Typically, this bacteria is transferred to water and soil through feces from animals. Preventing transmission generally involves thoroughly washing hands after cleaning pet waste and employing proper hand-washing techniques after using the restroom. Hospitalized patients are especially vulnerable to enterococcus faecalis because of their weakened condition and because the bacteria is known to populate catheters and rectal thermometers.

In a number of cases, Enterococcus faecalis has been believed to be responsible for water contamination issues. Public or open bodies of water in the United States are required to maintain a low level of contamination, some as strict as 7 units per 100mL of water. As of 2004, the Enterococcus genus of bacteria became the new federal standard for determining water quality on the country's public beaches.

Several diseases that can be attributed to Enterococcus faecalis include bacteremia, meningitis, and urinary tract infections. Bacteremia is a general term for a condition in which bacteria is present in the blood stream. Because blood is intended to be sterile, any presence of bacteria can be very damaging and even fatal, especially since transfusion throughout the body can be rather rapid. Sepsis or septic shock can occur as a result of this condition, both of which can be fatal. Meningitis is an infection causing the membranes around the brain and spinal cord to become inflamed and swell. Because of the infections proximity to the brain, meningitis can quickly become life threatening. Urinary tract infections, or UTIs as they are more commonly known, are infections affecting the urinary tract. In humans, they generally cause a frequent need to urinate, pain, and clouded urine. The most common form of UTIs are bladder infections.

Symptoms:

Common symptoms may include:

    Burning pain with urination.

  • Urinary urgency and frequency.

  • Fever and chills.

  • Flank pain.

  • Fatigue and weakness.

  • Nausea and vomiting.

  • Diarrhea.

  • Severe abdominal pain.

  • Chest pain.

  • Shortness of breath.

  • Neurological symptoms.

Diagnosis:

Laboratory testing is required to determine whether Enterococcus faecalis is the cause of any particular infection.The appropriate laboratory studies depend on the potential clinical syndrome present.Obtain cultures from sites suspected to be infected, including blood, urine, peritoneal fluid, joint fluid, CSF, and/or pyogenic fluid collections in soft tissue for analysis.

Imaging:

    A CT scan of the abdomen is indicated if symptoms or signs indicate a renal or gastrointestinal source of infection or if no clear focus of infection is evident elsewhere.

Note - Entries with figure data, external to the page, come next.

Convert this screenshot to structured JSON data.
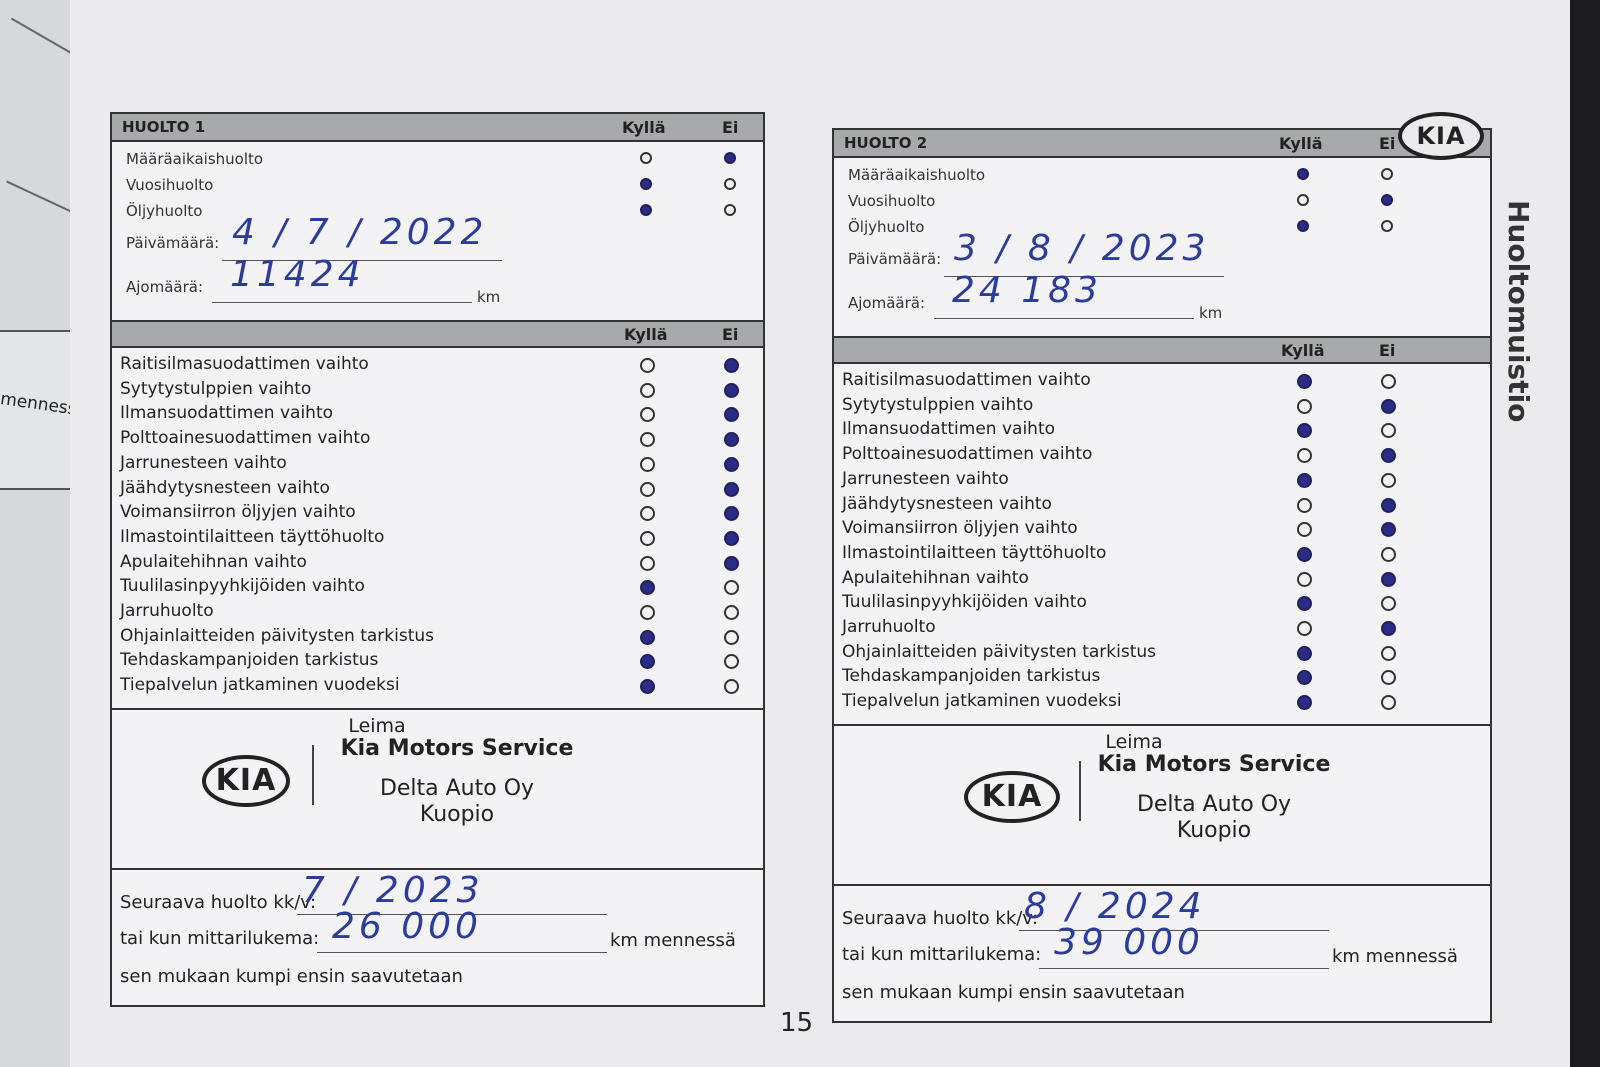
{
  "prev_page": {
    "fragment": "mennessä"
  },
  "brand_logo": "KIA",
  "side_title": "Huoltomuistio",
  "page_number": "15",
  "columns": {
    "yes": "Kyllä",
    "no": "Ei"
  },
  "forms": [
    {
      "title": "HUOLTO 1",
      "top_items": [
        {
          "label": "Määräaikaishuolto",
          "yes": false,
          "no": true
        },
        {
          "label": "Vuosihuolto",
          "yes": true,
          "no": false
        },
        {
          "label": "Öljyhuolto",
          "yes": true,
          "no": false
        }
      ],
      "date_label": "Päivämäärä:",
      "date_value": "4 / 7 / 2022",
      "mileage_label": "Ajomäärä:",
      "mileage_value": "11424",
      "km": "km",
      "items": [
        {
          "label": "Raitisilmasuodattimen vaihto",
          "yes": false,
          "no": true
        },
        {
          "label": "Sytytystulppien vaihto",
          "yes": false,
          "no": true
        },
        {
          "label": "Ilmansuodattimen vaihto",
          "yes": false,
          "no": true
        },
        {
          "label": "Polttoainesuodattimen vaihto",
          "yes": false,
          "no": true
        },
        {
          "label": "Jarrunesteen vaihto",
          "yes": false,
          "no": true
        },
        {
          "label": "Jäähdytysnesteen vaihto",
          "yes": false,
          "no": true
        },
        {
          "label": "Voimansiirron öljyjen vaihto",
          "yes": false,
          "no": true
        },
        {
          "label": "Ilmastointilaitteen täyttöhuolto",
          "yes": false,
          "no": true
        },
        {
          "label": "Apulaitehihnan vaihto",
          "yes": false,
          "no": true
        },
        {
          "label": "Tuulilasinpyyhkijöiden vaihto",
          "yes": true,
          "no": false
        },
        {
          "label": "Jarruhuolto",
          "yes": false,
          "no": false
        },
        {
          "label": "Ohjainlaitteiden päivitysten tarkistus",
          "yes": true,
          "no": false
        },
        {
          "label": "Tehdaskampanjoiden tarkistus",
          "yes": true,
          "no": false
        },
        {
          "label": "Tiepalvelun jatkaminen vuodeksi",
          "yes": true,
          "no": false
        }
      ],
      "stamp": {
        "label": "Leima",
        "service": "Kia Motors Service",
        "dealer": "Delta Auto Oy",
        "city": "Kuopio"
      },
      "next_label": "Seuraava huolto kk/v:",
      "next_value": "7 / 2023",
      "next_km_label": "tai kun mittarilukema:",
      "next_km_value": "26 000",
      "km_suffix": "km mennessä",
      "note": "sen mukaan kumpi ensin saavutetaan"
    },
    {
      "title": "HUOLTO 2",
      "top_items": [
        {
          "label": "Määräaikaishuolto",
          "yes": true,
          "no": false
        },
        {
          "label": "Vuosihuolto",
          "yes": false,
          "no": true
        },
        {
          "label": "Öljyhuolto",
          "yes": true,
          "no": false
        }
      ],
      "date_label": "Päivämäärä:",
      "date_value": "3 / 8 / 2023",
      "mileage_label": "Ajomäärä:",
      "mileage_value": "24 183",
      "km": "km",
      "items": [
        {
          "label": "Raitisilmasuodattimen vaihto",
          "yes": true,
          "no": false
        },
        {
          "label": "Sytytystulppien vaihto",
          "yes": false,
          "no": true
        },
        {
          "label": "Ilmansuodattimen vaihto",
          "yes": true,
          "no": false
        },
        {
          "label": "Polttoainesuodattimen vaihto",
          "yes": false,
          "no": true
        },
        {
          "label": "Jarrunesteen vaihto",
          "yes": true,
          "no": false
        },
        {
          "label": "Jäähdytysnesteen vaihto",
          "yes": false,
          "no": true
        },
        {
          "label": "Voimansiirron öljyjen vaihto",
          "yes": false,
          "no": true
        },
        {
          "label": "Ilmastointilaitteen täyttöhuolto",
          "yes": true,
          "no": false
        },
        {
          "label": "Apulaitehihnan vaihto",
          "yes": false,
          "no": true
        },
        {
          "label": "Tuulilasinpyyhkijöiden vaihto",
          "yes": true,
          "no": false
        },
        {
          "label": "Jarruhuolto",
          "yes": false,
          "no": true
        },
        {
          "label": "Ohjainlaitteiden päivitysten tarkistus",
          "yes": true,
          "no": false
        },
        {
          "label": "Tehdaskampanjoiden tarkistus",
          "yes": true,
          "no": false
        },
        {
          "label": "Tiepalvelun jatkaminen vuodeksi",
          "yes": true,
          "no": false
        }
      ],
      "stamp": {
        "label": "Leima",
        "service": "Kia Motors Service",
        "dealer": "Delta Auto Oy",
        "city": "Kuopio"
      },
      "next_label": "Seuraava huolto kk/v:",
      "next_value": "8 / 2024",
      "next_km_label": "tai kun mittarilukema:",
      "next_km_value": "39 000",
      "km_suffix": "km mennessä",
      "note": "sen mukaan kumpi ensin saavutetaan"
    }
  ]
}
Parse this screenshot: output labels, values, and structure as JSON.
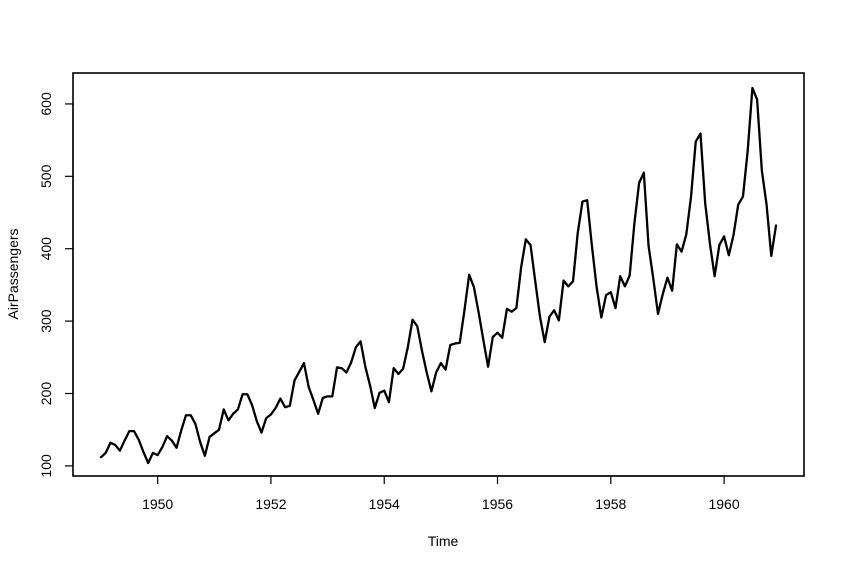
{
  "chart_data": {
    "type": "line",
    "xlabel": "Time",
    "ylabel": "AirPassengers",
    "x_start": 1949,
    "frequency": 12,
    "xlim": [
      1949,
      1960.9167
    ],
    "ylim": [
      104,
      622
    ],
    "x_ticks": [
      1950,
      1952,
      1954,
      1956,
      1958,
      1960
    ],
    "y_ticks": [
      100,
      200,
      300,
      400,
      500,
      600
    ],
    "grid": false,
    "series": [
      {
        "values": [
          112,
          118,
          132,
          129,
          121,
          135,
          148,
          148,
          136,
          119,
          104,
          118,
          115,
          126,
          141,
          135,
          125,
          149,
          170,
          170,
          158,
          133,
          114,
          140,
          145,
          150,
          178,
          163,
          172,
          178,
          199,
          199,
          184,
          162,
          146,
          166,
          171,
          180,
          193,
          181,
          183,
          218,
          230,
          242,
          209,
          191,
          172,
          194,
          196,
          196,
          236,
          235,
          229,
          243,
          264,
          272,
          237,
          211,
          180,
          201,
          204,
          188,
          235,
          227,
          234,
          264,
          302,
          293,
          259,
          229,
          203,
          229,
          242,
          233,
          267,
          269,
          270,
          315,
          364,
          347,
          312,
          274,
          237,
          278,
          284,
          277,
          317,
          313,
          318,
          374,
          413,
          405,
          355,
          306,
          271,
          306,
          315,
          301,
          356,
          348,
          355,
          422,
          465,
          467,
          404,
          347,
          305,
          336,
          340,
          318,
          362,
          348,
          363,
          435,
          491,
          505,
          404,
          359,
          310,
          337,
          360,
          342,
          406,
          396,
          420,
          472,
          548,
          559,
          463,
          407,
          362,
          405,
          417,
          391,
          419,
          461,
          472,
          535,
          622,
          606,
          508,
          461,
          390,
          432
        ]
      }
    ]
  }
}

  • Transthoracic echocardiography is often performed as an initial screening test; if endocarditis is strongly suggested and if transthoracic echocardiography findings are negative, transesophageal echocardiography should be performed.

Treatment:

Treatment of E. faecalis consists of a synergistic combination of aminoglycoside and cell wall active antibiotics. In trying to prevent further antibiotic resistant strains, drug susceptibility testing is strongly recommended. New stronger and more specific antibiotics are being developed. Multistage resistance has already been observed in laboratory testing. There are also current studies looking into inactivating cytolysin toxin.

Cytolysin toxin is responsible for rupturing a variety of target membranes and contributes to the toxicity/lethality of the infection. By inactivating the cytolysin, they are hoping to reduce number of this bacterium in circulation, while not harming many of the natural microorganisms in the body. This can be accomplished because of its highly specific targeting. Resistance to this treatment is not likely due to the fact that the organism is not being directly attacked. Since the irreversible damage of antibiotic resistance has already been created, hopefully this new therapy will make great strides in the fight against multiple drug resistant E. faecalis.

NOTE: The above information is educational purpose. The information provided herein should not be used during any medical emergency or for the diagnosis or treatment of any medical condition.

DISCLAIMER: This information should not substitute for seeking responsible, professional medical care.